With all of that wrapped up in a nice summary package, the real drama starts. The defendant has fired his own solicitor so that he could deliver his closing argument himself. Through a series of extended flashbacks, the real story unfolds, and there is a surprise at almost every juncture. How the judge allowed him to tell the whole narrative strains credulity from a legal procedural perspective, but people who aren’t attorneys probably won’t need to suspend disbelief as much as I did. I won’t spoil anything in case people want to watch the series, but it is definitely one where you can debate the ending after the credits roll on the final episode.

This mini-series was based on a book. I commented a few weeks ago about how movies based on books are almost never as rich as the original works. Extended television series face the same problem to a lesser extent, as those who read the Game of Thrones books would surely attest. The extended television series, though, is what ushered in the golden age of television that we have experienced over the last decade or so. This is perhaps because of the genre’s ability to tell more complex and layered narratives and to delve deeper into the character’s minds than was possible before, to be more like a book.

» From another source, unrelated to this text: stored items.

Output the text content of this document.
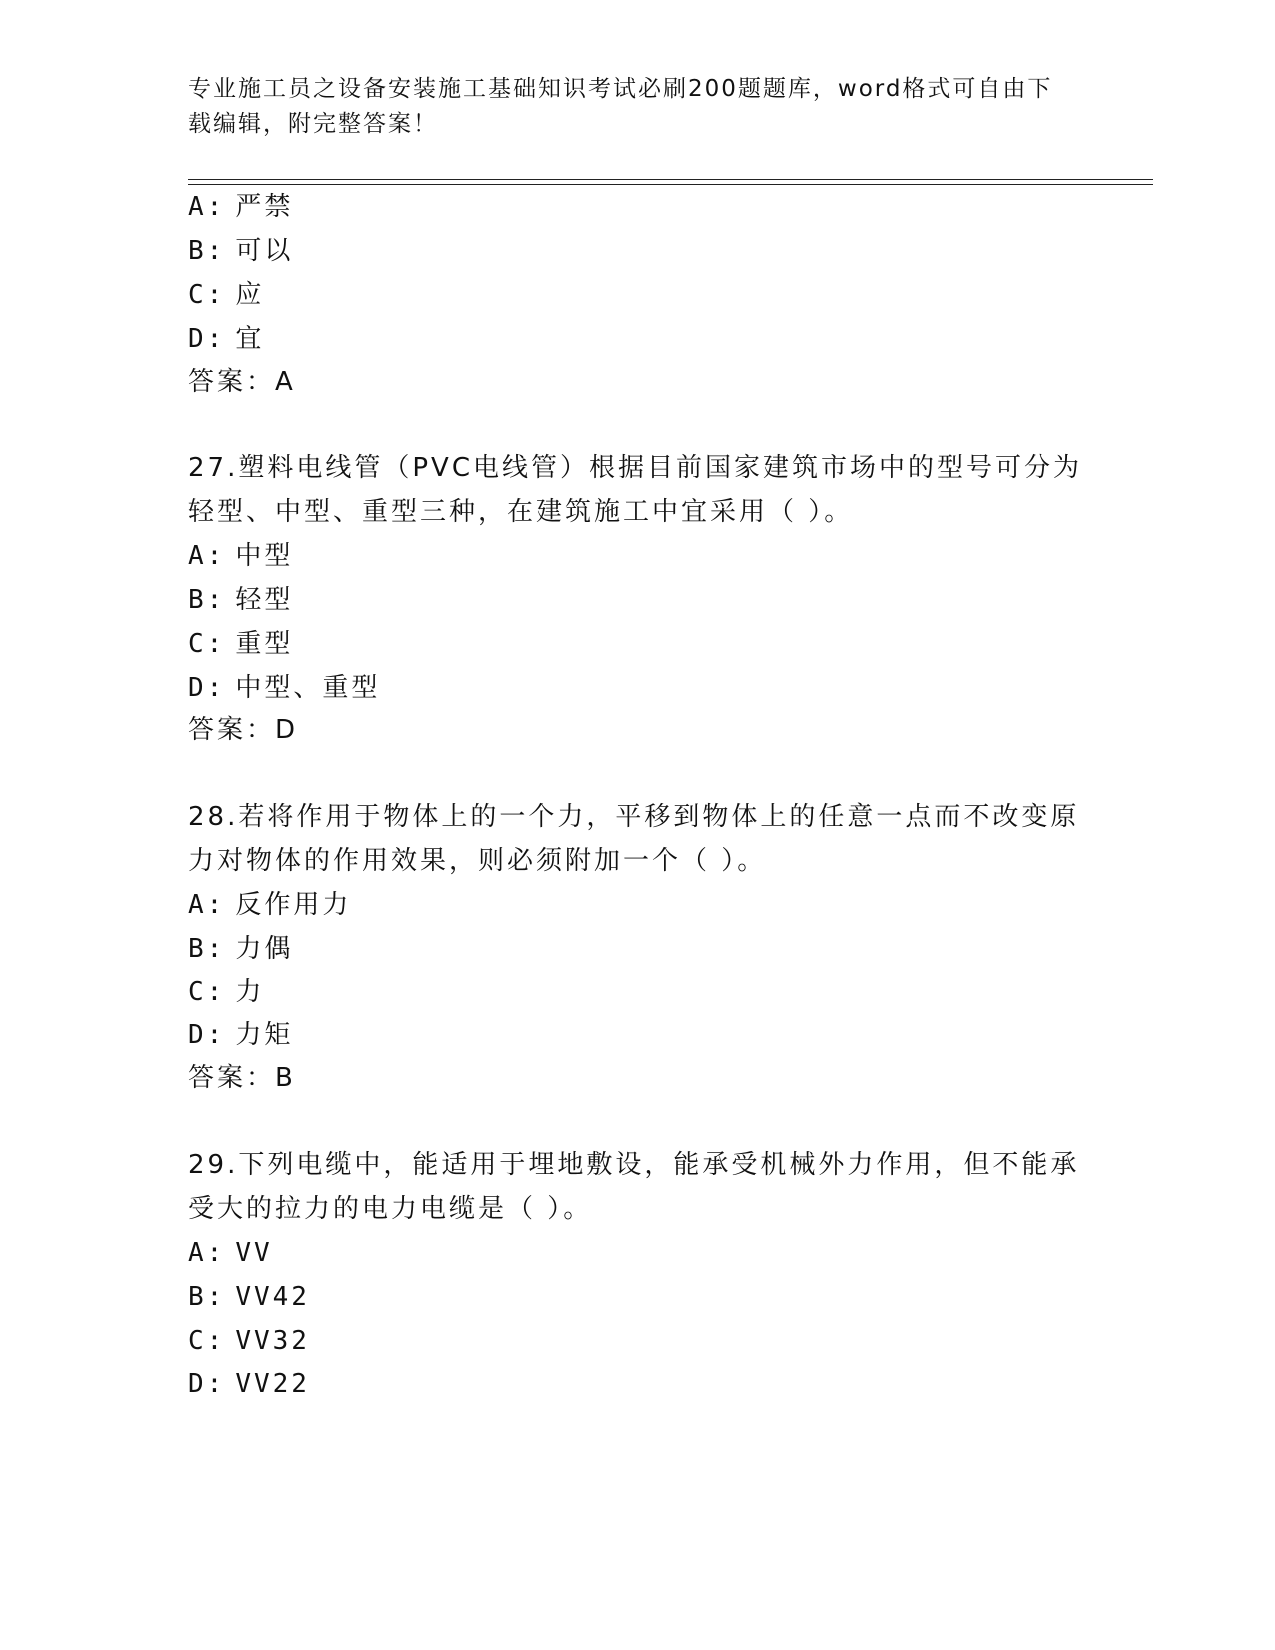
专业施工员之设备安装施工基础知识考试必刷200题题库，word格式可自由下载编辑，附完整答案！
A: 严禁
B: 可以
C: 应
D: 宜
答案：A
27.塑料电线管（PVC电线管）根据目前国家建筑市场中的型号可分为
轻型、中型、重型三种，在建筑施工中宜采用（ ）。
A: 中型
B: 轻型
C: 重型
D: 中型、重型
答案：D
28.若将作用于物体上的一个力，平移到物体上的任意一点而不改变原
力对物体的作用效果，则必须附加一个（ ）。
A: 反作用力
B: 力偶
C: 力
D: 力矩
答案：B
29.下列电缆中，能适用于埋地敷设，能承受机械外力作用，但不能承
受大的拉力的电力电缆是（ ）。
A: VV
B: VV42
C: VV32
D: VV22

TV Capturing a Moment of Growing Up

There is a television series I have watched during the past few weeks, a series that I dare say would be impossible for an American studio or production company to get the green light to film given American mores and even laws in some states. So what happens on this show, you ask? A young child, often about three years old, is sent by his or her parents on an errand alone. The errands are things like delivering a work uniform or buying diapers or picking up lunch. A pretense is created to set off the errand, a discussion about the task (sometimes taking as long as half an hour if additional motivation is required) takes place between the child and a parent, and then the child sets off. There is a microphone hidden in an amulet that each child wears like a tiny purse. There is also a large camera crew following each child around at all times and the store owners have all been made aware of what is taking place—the children aren’t actually alone at any point even if they don’t realize that. The self-talk is hilarious, there are often moments of confusion or hesitation, but eventually the tasks are completed. The best part of the show is the triumphant walk home. You can tell in their walk that the children are brimming with confidence. They know that they have just taken a step towards growing up.

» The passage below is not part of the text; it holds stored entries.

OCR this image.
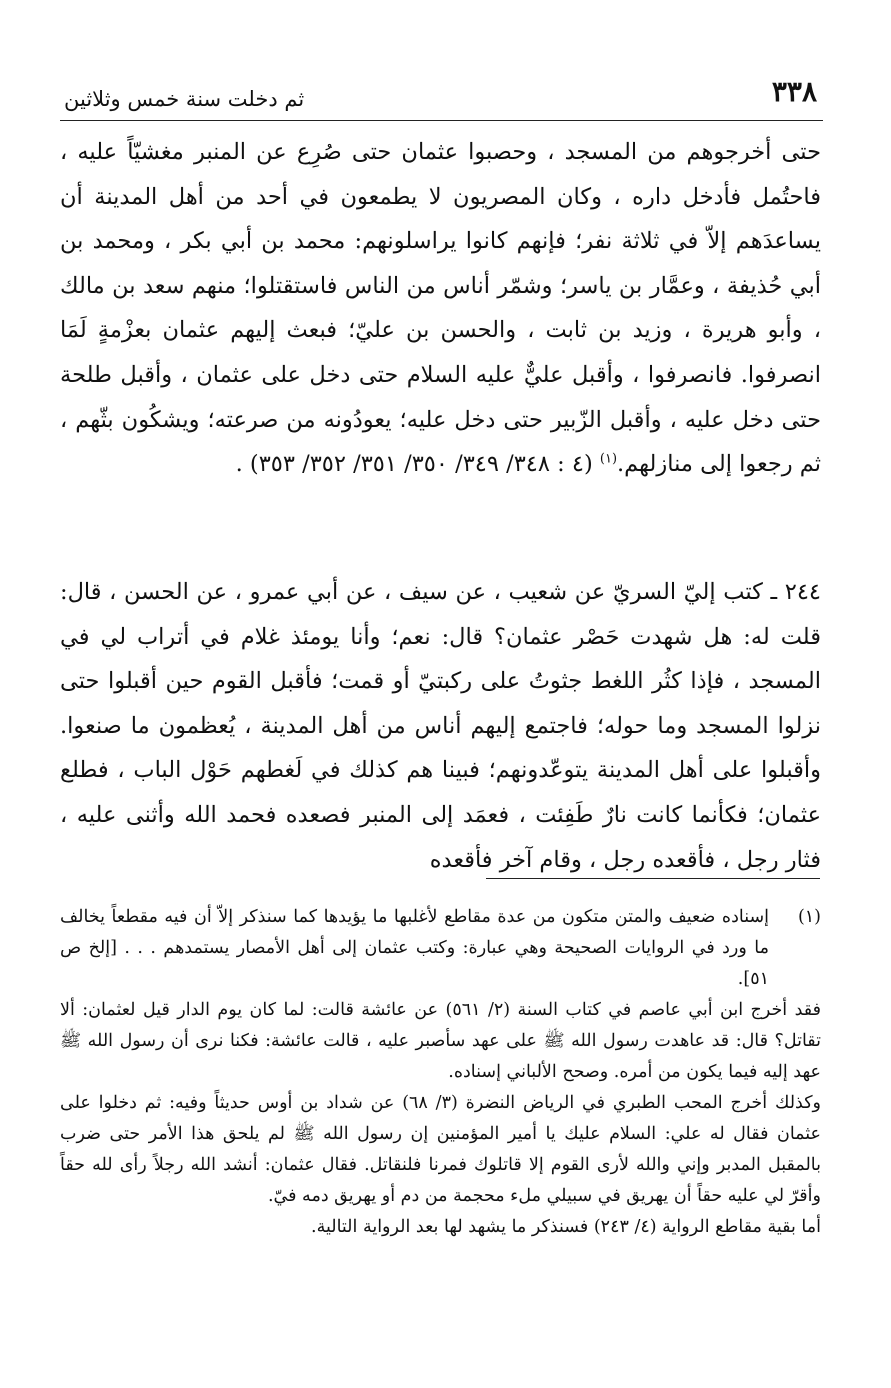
٣٣٨
ثم دخلت سنة خمس وثلاثين

حتى أخرجوهم من المسجد ، وحصبوا عثمان حتى صُرِع عن المنبر مغشيّاً عليه ، فاحتُمل فأدخل داره ، وكان المصريون لا يطمعون في أحد من أهل المدينة أن يساعدَهم إلاّ في ثلاثة نفر؛ فإنهم كانوا يراسلونهم: محمد بن أبي بكر ، ومحمد بن أبي حُذيفة ، وعمَّار بن ياسر؛ وشمّر أناس من الناس فاستقتلوا؛ منهم سعد بن مالك ، وأبو هريرة ، وزيد بن ثابت ، والحسن بن عليّ؛ فبعث إليهم عثمان بعزْمةٍ لَمَا انصرفوا. فانصرفوا ، وأقبل عليٌّ عليه السلام حتى دخل على عثمان ، وأقبل طلحة حتى دخل عليه ، وأقبل الزّبير حتى دخل عليه؛ يعودُونه من صرعته؛ ويشكُون بثّهم ، ثم رجعوا إلى منازلهم.$^{(١)}$ (٤ : ٣٤٨/ ٣٤٩/ ٣٥٠/ ٣٥١/ ٣٥٢/ ٣٥٣) .

٢٤٤ ـ كتب إليّ السريّ عن شعيب ، عن سيف ، عن أبي عمرو ، عن الحسن ، قال: قلت له: هل شهدت حَصْر عثمان؟ قال: نعم؛ وأنا يومئذ غلام في أتراب لي في المسجد ، فإذا كثُر اللغط جثوتُ على ركبتيّ أو قمت؛ فأقبل القوم حين أقبلوا حتى نزلوا المسجد وما حوله؛ فاجتمع إليهم أناس من أهل المدينة ، يُعظمون ما صنعوا. وأقبلوا على أهل المدينة يتوعّدونهم؛ فبينا هم كذلك في لَغطهم حَوْل الباب ، فطلع عثمان؛ فكأنما كانت نارٌ طَفِئت ، فعمَد إلى المنبر فصعده فحمد الله وأثنى عليه ، فثار رجل ، فأقعده رجل ، وقام آخر فأقعده

(١)
إسناده ضعيف والمتن متكون من عدة مقاطع لأغلبها ما يؤيدها كما سنذكر إلاّ أن فيه مقطعاً يخالف ما ورد في الروايات الصحيحة وهي عبارة: وكتب عثمان إلى أهل الأمصار يستمدهم . . . [إلخ ص ٥١].

فقد أخرج ابن أبي عاصم في كتاب السنة (٢/ ٥٦١) عن عائشة قالت: لما كان يوم الدار قيل لعثمان: ألا تقاتل؟ قال: قد عاهدت رسول الله ﷺ على عهد سأصبر عليه ، قالت عائشة: فكنا نرى أن رسول الله ﷺ عهد إليه فيما يكون من أمره. وصحح الألباني إسناده.

وكذلك أخرج المحب الطبري في الرياض النضرة (٣/ ٦٨) عن شداد بن أوس حديثاً وفيه: ثم دخلوا على عثمان فقال له علي: السلام عليك يا أمير المؤمنين إن رسول الله ﷺ لم يلحق هذا الأمر حتى ضرب بالمقبل المدبر وإني والله لأرى القوم إلا قاتلوك فمرنا فلنقاتل. فقال عثمان: أنشد الله رجلاً رأى لله حقاً وأقرّ لي عليه حقاً أن يهريق في سبيلي ملء محجمة من دم أو يهريق دمه فيّ.

أما بقية مقاطع الرواية (٤/ ٢٤٣) فسنذكر ما يشهد لها بعد الرواية التالية.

There is a careful logic to the errands. The tasks are always things the children have done before with their parents and are at places they have visited before. The parents also center the errand around some other person to provide extra motivation. The diapers are for baby brother, the uniform is for dad, the lunch is for grandma, etc. This allows the children not just to be brave for themselves, but to be brave for someone they love too.

This show illustrates what some academics call the zone of proximal development. The cliff notes version is that there is a zone of competence where you know what you are doing, know what to expect, and where you can operate on autopilot. Outside of that is a much larger area of things you don’t know or don’t know how to do. The area just beyond your zone of competence, the things you can do with a little assistance or can do but haven’t quite mastered, that is the zone of proximal development. If you stay in your zone of competence all the time, you stagnate and grow bored. If you stray too far outside the zone of competence, you freeze up and become disoriented. Growth lies in between, in always pushing just beyond the zone of competence, expanding the zone of competence. That is exactly what happens on this little show.

P.S. The show is called “Old Enough” on Netflix. The show’s audio is only in Japanese, so you do have to be willing to read subtitles to watch it. I have also seen a similar thing on British television where slightly older children navigate their way across central London, probably on YouTube.